Risks to avoid include misclassification, biased data or overreliance by staff. Clear documentation, explainable outputs and a requirement for human review should be built into the workflow to avoid harm. 

AI-Powered Consumer Tools (ASL 4–5) 

Chatbots or digital companions used directly by clients present higher emotional risk, particularly in healthcare. These tools may provide helpful coping strategies or interact in a therapeutic-like context. The risk is that in rare cases consumers may misinterpret this technology as a real presence in their life or care, causing confusion or emotional dependency due to the tool’s inherent ability to project empathy or friendliness in its responses. 

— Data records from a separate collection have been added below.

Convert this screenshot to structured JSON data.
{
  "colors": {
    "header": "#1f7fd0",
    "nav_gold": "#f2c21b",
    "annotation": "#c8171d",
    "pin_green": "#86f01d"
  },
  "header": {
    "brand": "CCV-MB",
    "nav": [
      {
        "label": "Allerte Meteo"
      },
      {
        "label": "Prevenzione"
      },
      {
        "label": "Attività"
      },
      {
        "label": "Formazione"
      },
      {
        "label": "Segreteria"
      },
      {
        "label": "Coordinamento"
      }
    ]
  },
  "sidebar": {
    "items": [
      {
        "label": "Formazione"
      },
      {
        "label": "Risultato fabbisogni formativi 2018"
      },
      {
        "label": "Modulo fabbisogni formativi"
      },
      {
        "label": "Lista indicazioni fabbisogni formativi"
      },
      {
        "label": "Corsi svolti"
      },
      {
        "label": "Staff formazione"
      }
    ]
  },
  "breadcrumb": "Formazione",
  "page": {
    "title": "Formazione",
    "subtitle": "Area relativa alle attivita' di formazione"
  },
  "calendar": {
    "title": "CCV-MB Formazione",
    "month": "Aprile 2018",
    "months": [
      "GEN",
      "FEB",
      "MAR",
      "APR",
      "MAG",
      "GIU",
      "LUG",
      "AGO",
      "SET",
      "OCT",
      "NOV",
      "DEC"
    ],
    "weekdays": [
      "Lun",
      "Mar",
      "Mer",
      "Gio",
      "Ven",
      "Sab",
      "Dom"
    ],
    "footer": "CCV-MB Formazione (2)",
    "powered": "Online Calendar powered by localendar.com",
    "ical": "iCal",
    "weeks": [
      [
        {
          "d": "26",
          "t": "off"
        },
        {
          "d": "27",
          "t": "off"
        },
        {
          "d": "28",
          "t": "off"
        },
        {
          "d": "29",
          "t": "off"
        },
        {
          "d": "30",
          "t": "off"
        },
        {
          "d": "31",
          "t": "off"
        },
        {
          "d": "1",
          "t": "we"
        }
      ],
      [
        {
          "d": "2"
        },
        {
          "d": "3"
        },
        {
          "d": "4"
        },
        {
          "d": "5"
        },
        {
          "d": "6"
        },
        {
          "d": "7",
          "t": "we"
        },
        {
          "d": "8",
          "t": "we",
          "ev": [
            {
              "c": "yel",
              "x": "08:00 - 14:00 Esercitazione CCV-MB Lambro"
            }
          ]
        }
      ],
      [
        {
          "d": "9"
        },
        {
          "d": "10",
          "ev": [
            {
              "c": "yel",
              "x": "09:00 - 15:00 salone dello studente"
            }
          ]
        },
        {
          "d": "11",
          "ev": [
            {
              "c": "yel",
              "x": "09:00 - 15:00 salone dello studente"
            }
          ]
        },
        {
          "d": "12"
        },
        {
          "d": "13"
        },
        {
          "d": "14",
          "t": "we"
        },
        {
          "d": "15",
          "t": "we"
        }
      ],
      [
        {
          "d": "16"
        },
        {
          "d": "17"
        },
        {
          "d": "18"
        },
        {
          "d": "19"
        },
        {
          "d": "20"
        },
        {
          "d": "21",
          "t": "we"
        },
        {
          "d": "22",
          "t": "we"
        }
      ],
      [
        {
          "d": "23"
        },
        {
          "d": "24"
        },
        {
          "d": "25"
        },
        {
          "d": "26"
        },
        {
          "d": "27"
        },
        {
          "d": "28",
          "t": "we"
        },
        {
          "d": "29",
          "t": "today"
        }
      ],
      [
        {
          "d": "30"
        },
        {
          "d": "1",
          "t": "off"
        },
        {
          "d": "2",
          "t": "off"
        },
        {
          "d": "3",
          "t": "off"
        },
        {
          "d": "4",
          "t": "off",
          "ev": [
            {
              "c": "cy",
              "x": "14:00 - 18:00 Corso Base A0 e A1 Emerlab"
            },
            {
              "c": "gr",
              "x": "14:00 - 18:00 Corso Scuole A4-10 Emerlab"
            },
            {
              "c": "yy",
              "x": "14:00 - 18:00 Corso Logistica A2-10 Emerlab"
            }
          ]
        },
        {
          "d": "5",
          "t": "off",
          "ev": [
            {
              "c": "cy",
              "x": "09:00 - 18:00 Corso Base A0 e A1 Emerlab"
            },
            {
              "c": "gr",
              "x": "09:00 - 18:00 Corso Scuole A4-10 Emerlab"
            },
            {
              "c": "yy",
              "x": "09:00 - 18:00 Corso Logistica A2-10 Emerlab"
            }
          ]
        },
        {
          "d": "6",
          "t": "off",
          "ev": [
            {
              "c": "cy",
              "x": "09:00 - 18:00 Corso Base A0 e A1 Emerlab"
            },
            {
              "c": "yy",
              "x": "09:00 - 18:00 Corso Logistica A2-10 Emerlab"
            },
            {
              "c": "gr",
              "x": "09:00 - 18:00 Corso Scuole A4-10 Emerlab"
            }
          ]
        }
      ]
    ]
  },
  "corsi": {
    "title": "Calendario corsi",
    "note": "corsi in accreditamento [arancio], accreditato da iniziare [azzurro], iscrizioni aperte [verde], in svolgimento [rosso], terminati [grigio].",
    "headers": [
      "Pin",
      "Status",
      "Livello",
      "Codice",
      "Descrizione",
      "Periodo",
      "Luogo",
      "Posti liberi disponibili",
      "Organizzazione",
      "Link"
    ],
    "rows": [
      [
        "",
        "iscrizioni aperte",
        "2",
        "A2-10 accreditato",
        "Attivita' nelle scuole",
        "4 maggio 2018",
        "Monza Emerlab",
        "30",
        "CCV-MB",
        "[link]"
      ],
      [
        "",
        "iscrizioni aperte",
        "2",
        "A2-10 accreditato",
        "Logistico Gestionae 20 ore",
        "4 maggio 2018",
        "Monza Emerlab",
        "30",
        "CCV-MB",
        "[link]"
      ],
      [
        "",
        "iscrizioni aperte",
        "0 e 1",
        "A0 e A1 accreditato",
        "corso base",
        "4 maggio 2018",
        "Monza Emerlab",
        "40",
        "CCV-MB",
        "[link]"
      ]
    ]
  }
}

Guardrails such as escalation protocols, user education and clearly defined scope of use are essential. These systems must be designed to augment care, not replace it, and should be transparent about their limitations. 

Responsible Innovation: The Netsmart Approach 

At Netsmart, responsible innovation starts with accountability. Every AI feature we develop is grounded in explainability, transparency and alignment with the ASL Framework and leading standards from organizations like NIST, SAMHSA, the ONC and the Coalition for Health AI. 

We collaborate with our clients to co-design features that serve real-world needs, ensuring safety and usability go hand in hand. Rather than layering disparate AI tools from third parties, we build intelligence across the platform. That’s the only way to ensure systems can be managed responsibly at scale. 

Responsible AI is not just about what a tool can do. It’s about what it should do—and how we make sure it does it safely. That means designing tools that are ethical, person-centered and aligned with the reality of modern healthcare work.